DINHEIRO – O senhor já havia alertado para o problema da poupança numa entrevista em 2013. Aprendemos a lição? Esse tema deve ser tratado no debate eleitoral?

LEME – Me surpreenderia muito se o debate político fosse de alto nível técnico em matéria de economia. Não vejo isso. Com um nível tão baixo de poupança doméstica, ou se tem um entrada gigantesca de fluxos de capitais ou um processo de ajustes. Quando se tem um déficit primário acima de 2% do PIB, a primeira medida que tem de ser feita é um ajuste fiscal nos quatro anos, da ordem de 4%. Pode fazer metade nos dois primeiros anos e a segunda metade, nos outros. Nem tudo isso precisa vir de corte de despesas. Com reformas estruturais profundas e abrangentes poderia se ter um aumento de produtividade, uma alta no investimento e, com isso, o crescimento do PIB. A receita preencheria o resto desse hiato fiscal.

DINHEIRO – O risco político já foi totalmente precificado pelo mercado ou ainda veremos mais volatilidade nos índices?

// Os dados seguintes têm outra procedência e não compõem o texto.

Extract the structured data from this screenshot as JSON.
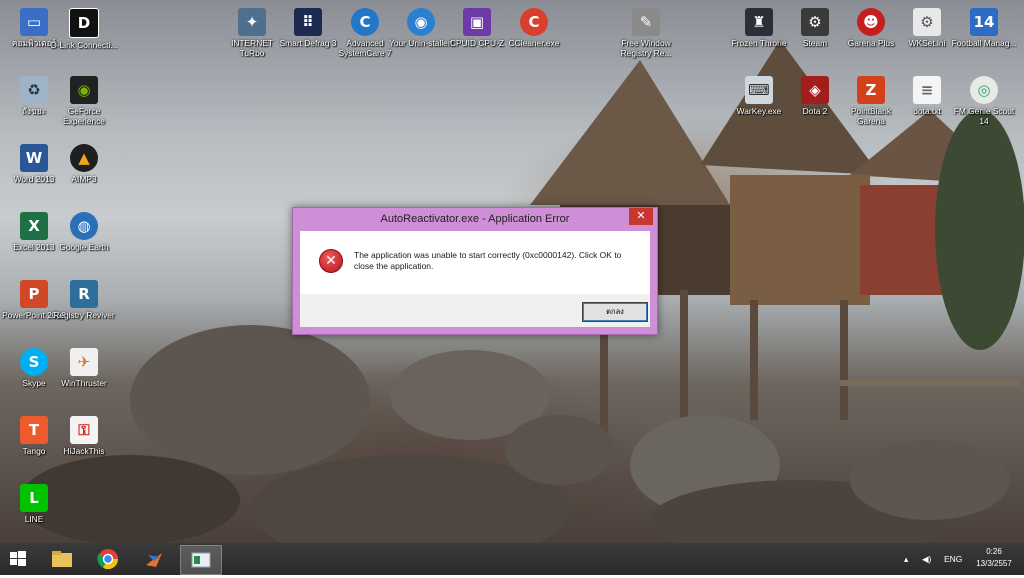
{
  "desktop": {
    "icons": [
      {
        "id": "thai-computer",
        "label": "คอมพิวเตอร์",
        "icon": "computer-icon"
      },
      {
        "id": "dlink",
        "label": "D-Link Connecti...",
        "icon": "dlink-icon"
      },
      {
        "id": "internet-turbo",
        "label": "INTERNET TuRbo",
        "icon": "internet-turbo-icon"
      },
      {
        "id": "smart-defrag",
        "label": "Smart Defrag 3",
        "icon": "smart-defrag-icon"
      },
      {
        "id": "advanced-systemcare",
        "label": "Advanced SystemCare 7",
        "icon": "advanced-systemcare-icon"
      },
      {
        "id": "your-uninstaller",
        "label": "Your Unin-staller!",
        "icon": "your-uninstaller-icon"
      },
      {
        "id": "cpuid",
        "label": "CPUID CPU-Z",
        "icon": "cpuz-icon"
      },
      {
        "id": "ccleaner",
        "label": "CCleaner.exe",
        "icon": "ccleaner-icon"
      },
      {
        "id": "free-window-registry",
        "label": "Free Window Registry Re...",
        "icon": "registry-repair-icon"
      },
      {
        "id": "frozen-throne",
        "label": "Frozen Throne",
        "icon": "frozen-throne-icon"
      },
      {
        "id": "steam",
        "label": "Steam",
        "icon": "steam-icon"
      },
      {
        "id": "garena-plus",
        "label": "Garena Plus",
        "icon": "garena-icon"
      },
      {
        "id": "wkset",
        "label": "WKSet.ini",
        "icon": "ini-file-icon"
      },
      {
        "id": "football-manager",
        "label": "Football Manag...",
        "icon": "football-manager-icon"
      },
      {
        "id": "recycle-bin",
        "label": "ถังขยะ",
        "icon": "recycle-bin-icon"
      },
      {
        "id": "geforce",
        "label": "GeForce Experience",
        "icon": "geforce-icon"
      },
      {
        "id": "warkey",
        "label": "WarKey.exe",
        "icon": "warkey-icon"
      },
      {
        "id": "dota2",
        "label": "Dota 2",
        "icon": "dota2-icon"
      },
      {
        "id": "pointblank",
        "label": "PointBlank Garena",
        "icon": "pointblank-icon"
      },
      {
        "id": "dota-txt",
        "label": "dota.txt",
        "icon": "text-file-icon"
      },
      {
        "id": "fm-genie",
        "label": "FM Genie Scout 14",
        "icon": "fm-genie-icon"
      },
      {
        "id": "word",
        "label": "Word 2013",
        "icon": "word-icon"
      },
      {
        "id": "aimp3",
        "label": "AIMP3",
        "icon": "aimp-icon"
      },
      {
        "id": "excel",
        "label": "Excel 2013",
        "icon": "excel-icon"
      },
      {
        "id": "google-earth",
        "label": "Google Earth",
        "icon": "google-earth-icon"
      },
      {
        "id": "powerpoint",
        "label": "PowerPoint 2013",
        "icon": "powerpoint-icon"
      },
      {
        "id": "registry-reviver",
        "label": "Registry Reviver",
        "icon": "registry-reviver-icon"
      },
      {
        "id": "skype",
        "label": "Skype",
        "icon": "skype-icon"
      },
      {
        "id": "winthruster",
        "label": "WinThruster",
        "icon": "winthruster-icon"
      },
      {
        "id": "tango",
        "label": "Tango",
        "icon": "tango-icon"
      },
      {
        "id": "hijackthis",
        "label": "HiJackThis",
        "icon": "hijackthis-icon"
      },
      {
        "id": "line",
        "label": "LINE",
        "icon": "line-icon"
      }
    ]
  },
  "dialog": {
    "title": "AutoReactivator.exe - Application Error",
    "close_glyph": "✕",
    "error_glyph": "✕",
    "message": "The application was unable to start correctly (0xc0000142). Click OK to close the application.",
    "ok_label": "ตกลง"
  },
  "taskbar": {
    "language": "ENG",
    "time": "0:26",
    "date": "13/3/2557"
  },
  "colors": {
    "dialog_frame": "#cf8fd6",
    "close_button": "#c7372f",
    "taskbar": "#2e2e2e"
  }
}
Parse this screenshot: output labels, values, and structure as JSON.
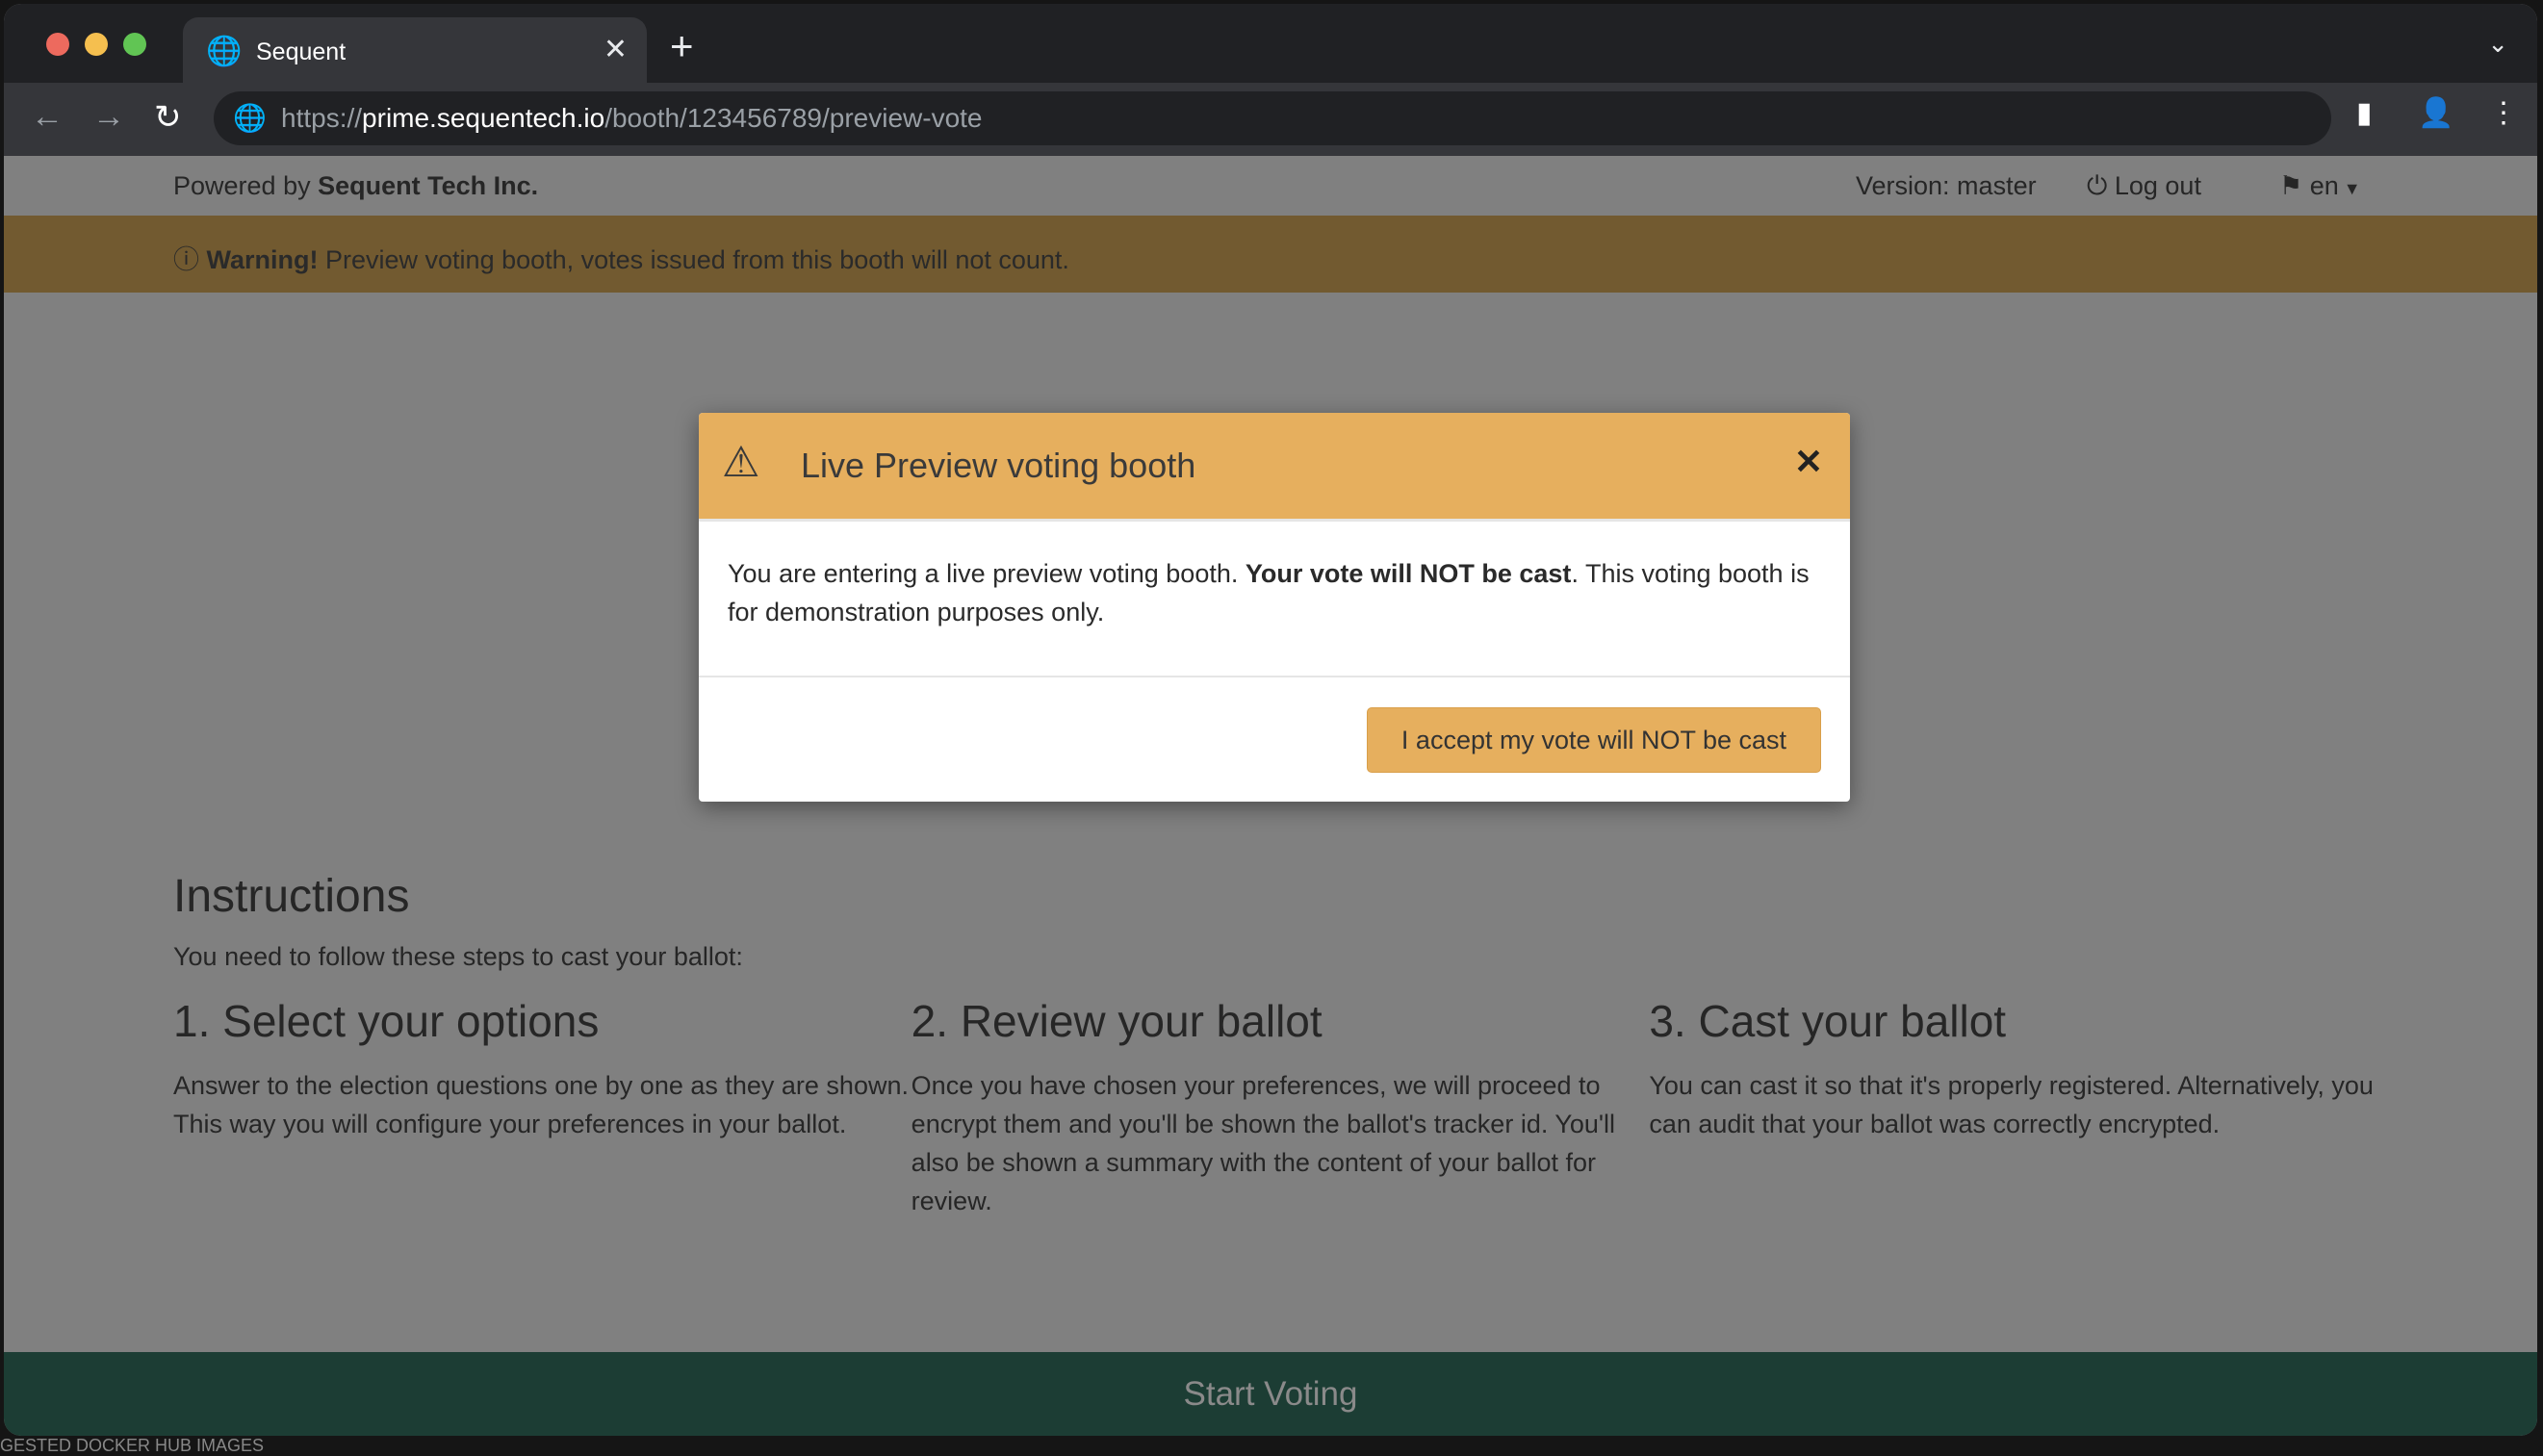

LEME – No começo do ano tinha a questão das eleições, mas praticamente estava definido que a Faria Lima queria um candidato reformista e que ele ia ganhar com relativa facilidade, seja lá quem fosse. Depois, concluiu-se que estava muito difícil chegar a uma coalizão por um nome forte no centro. O mercado vendeu e trocou de posição. Teve queda forte da Bolsa e afetou o câmbio. Quando definiu quem é o candidato do centro, o Geraldo Alckmin, o mercado comprou essa opção. Eu diria que nenhum dos cenários eleitorais extremos está precificado pelo mercado. Uma vitória do Alckmin poderia levar a um nível de Bovespa mais próximo a 95 mil pontos e uma apreciação do câmbio a R$ 3,50. Uma vitória do Alckmin não está no preço, como não está no preço o Bolsonaro ou Haddad ganhando, que seria uma queda da Bolsa. O mercado trataria de maneira diferente os dois, mas não otimista. O fato de que o Centrão está em volta de um candidato só é positivo, mas acho que tem muita coisa para acontecer até outubro para ter uma reprecificação dos ativos e isso se traduz em volatilidade.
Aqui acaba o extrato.